Ruxolitinib contains
one chiral center, and three general strategies for its preparation
have been reported.165¨C167 These include a racemic synthesis
followed by chiral separation or resolution, introduction of the side
chain via an aza-Michael addition of the pyrazole fragment to 3-
cyclopentylpropiolonitrile and asymmetric hydrogenation of the
resulting alkene, and through introduction of the side chain via
an organocatalytic, asymmetric aza-Michael addition. The route
described herein utilizes the first strategy as this appears
to be the largest scale reported.
The synthesis was initiated by SEM protection of commercially
available chloropyrrolopyrimidine 201 to provide the protected
chloropyrrolopyrimidine 202 in 89% yield. Suzuki coupling of 202
with the pyrazole pinacolatoboronate 203 gave pyrazole 204 in
64% yield. aza-Michael reaction of pyrazole 204 with 3-cyclopentylacrylonitrile
205 was accomplished in the presence of DBU to furnish
SEM-protected ruxolitinib 206 in 98% yield as the racemate.

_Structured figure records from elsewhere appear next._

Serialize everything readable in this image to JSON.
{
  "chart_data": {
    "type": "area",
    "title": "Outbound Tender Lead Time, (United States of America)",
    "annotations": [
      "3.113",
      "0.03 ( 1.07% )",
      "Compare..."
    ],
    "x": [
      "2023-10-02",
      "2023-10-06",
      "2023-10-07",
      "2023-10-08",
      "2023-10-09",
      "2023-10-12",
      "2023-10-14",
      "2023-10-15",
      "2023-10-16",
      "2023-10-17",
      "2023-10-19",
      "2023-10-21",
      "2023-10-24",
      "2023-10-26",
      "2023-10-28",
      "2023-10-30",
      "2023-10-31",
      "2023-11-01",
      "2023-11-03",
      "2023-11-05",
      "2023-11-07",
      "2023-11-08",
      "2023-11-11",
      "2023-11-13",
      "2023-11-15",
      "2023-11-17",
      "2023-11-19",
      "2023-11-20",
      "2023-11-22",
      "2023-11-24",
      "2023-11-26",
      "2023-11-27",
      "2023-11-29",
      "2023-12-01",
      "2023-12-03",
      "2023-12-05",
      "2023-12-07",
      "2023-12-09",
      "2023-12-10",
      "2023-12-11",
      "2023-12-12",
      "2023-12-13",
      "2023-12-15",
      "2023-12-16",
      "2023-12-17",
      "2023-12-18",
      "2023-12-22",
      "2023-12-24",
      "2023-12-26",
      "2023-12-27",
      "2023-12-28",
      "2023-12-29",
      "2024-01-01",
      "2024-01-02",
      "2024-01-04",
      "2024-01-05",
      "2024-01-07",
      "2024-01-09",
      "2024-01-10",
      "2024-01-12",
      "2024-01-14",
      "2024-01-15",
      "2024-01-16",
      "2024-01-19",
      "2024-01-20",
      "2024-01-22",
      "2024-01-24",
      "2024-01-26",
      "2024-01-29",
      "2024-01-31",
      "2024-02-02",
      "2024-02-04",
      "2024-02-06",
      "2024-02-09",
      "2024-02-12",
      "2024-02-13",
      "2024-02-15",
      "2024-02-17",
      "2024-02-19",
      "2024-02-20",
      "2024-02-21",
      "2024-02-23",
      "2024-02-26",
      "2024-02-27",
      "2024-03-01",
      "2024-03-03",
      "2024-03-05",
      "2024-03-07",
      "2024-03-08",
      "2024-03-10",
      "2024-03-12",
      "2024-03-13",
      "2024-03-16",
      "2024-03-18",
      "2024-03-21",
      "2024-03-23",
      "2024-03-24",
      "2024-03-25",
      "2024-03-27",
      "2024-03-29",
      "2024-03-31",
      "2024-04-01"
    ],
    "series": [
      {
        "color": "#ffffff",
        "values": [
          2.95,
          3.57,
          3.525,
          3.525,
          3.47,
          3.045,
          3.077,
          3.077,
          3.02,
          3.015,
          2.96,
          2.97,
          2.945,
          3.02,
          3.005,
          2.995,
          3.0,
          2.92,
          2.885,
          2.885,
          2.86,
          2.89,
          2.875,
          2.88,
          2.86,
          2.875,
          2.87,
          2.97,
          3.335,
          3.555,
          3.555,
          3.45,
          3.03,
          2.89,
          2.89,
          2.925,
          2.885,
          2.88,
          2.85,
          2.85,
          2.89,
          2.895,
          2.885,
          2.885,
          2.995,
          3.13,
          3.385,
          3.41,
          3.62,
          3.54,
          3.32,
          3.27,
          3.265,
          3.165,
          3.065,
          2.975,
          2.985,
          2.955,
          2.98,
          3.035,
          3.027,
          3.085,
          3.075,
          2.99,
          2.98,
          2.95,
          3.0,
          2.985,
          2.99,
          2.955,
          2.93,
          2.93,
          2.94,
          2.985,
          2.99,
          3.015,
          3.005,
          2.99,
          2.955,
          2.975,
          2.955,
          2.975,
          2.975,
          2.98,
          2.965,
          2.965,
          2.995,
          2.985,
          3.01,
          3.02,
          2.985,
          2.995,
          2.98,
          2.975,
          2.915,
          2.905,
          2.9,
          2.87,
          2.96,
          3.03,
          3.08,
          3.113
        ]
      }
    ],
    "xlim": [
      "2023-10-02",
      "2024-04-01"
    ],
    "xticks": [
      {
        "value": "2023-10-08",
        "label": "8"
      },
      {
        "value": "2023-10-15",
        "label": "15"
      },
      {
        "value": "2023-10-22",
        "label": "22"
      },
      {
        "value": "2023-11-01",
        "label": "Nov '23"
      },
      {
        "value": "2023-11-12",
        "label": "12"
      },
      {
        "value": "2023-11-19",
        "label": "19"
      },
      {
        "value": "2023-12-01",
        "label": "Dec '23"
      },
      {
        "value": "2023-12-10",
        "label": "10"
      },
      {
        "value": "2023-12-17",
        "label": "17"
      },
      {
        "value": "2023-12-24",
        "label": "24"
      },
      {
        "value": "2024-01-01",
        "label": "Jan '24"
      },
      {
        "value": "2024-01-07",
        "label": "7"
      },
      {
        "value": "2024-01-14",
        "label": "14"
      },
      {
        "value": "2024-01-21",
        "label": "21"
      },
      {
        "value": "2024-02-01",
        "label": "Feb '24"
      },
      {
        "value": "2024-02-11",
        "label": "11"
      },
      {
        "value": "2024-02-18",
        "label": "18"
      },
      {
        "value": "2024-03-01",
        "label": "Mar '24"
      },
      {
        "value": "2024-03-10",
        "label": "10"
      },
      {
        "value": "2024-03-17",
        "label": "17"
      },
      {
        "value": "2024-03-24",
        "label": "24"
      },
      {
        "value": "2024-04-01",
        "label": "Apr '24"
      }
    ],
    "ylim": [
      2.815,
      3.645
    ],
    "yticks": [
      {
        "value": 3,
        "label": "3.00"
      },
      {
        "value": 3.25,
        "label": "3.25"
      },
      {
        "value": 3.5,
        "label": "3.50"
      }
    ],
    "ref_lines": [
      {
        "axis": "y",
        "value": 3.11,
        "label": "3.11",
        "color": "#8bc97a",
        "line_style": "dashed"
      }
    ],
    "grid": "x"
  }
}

The desired enantiomer 207 was isolated via chiral column separation
in 93.5% yield and 99.4% ee, on 100 kg scale. Removal of the
SEM group was accomplished through a two step process via treatment
with lithium tetrafluoroborate and aqueous ammonium
hydroxide, ultimately giving rise to ruxolitinib 208 in 84% yield.
The phosphate salt was then prepared by treatment with phosphoric
acid. Crystallization from MeOH/i-PrOH/n-heptane gave ruxolitinib
phosphate (XX) in good overall yield in 99.8% ee. Pyrazole
pinacolatoboronate 203 was prepared from pyrazole 209 via iodination
with N-iodosuccinimide followed by reaction with trimethyl
silyl chloride to give protected iodopyrazaole 210 in high yield.
Reaction of 210 with i-PrMgCl to form the corresponding Grignard
reagent followed by reaction with isopropylpinacolborane 211
provided Suzuki boronate synthon 203 in 55% yield.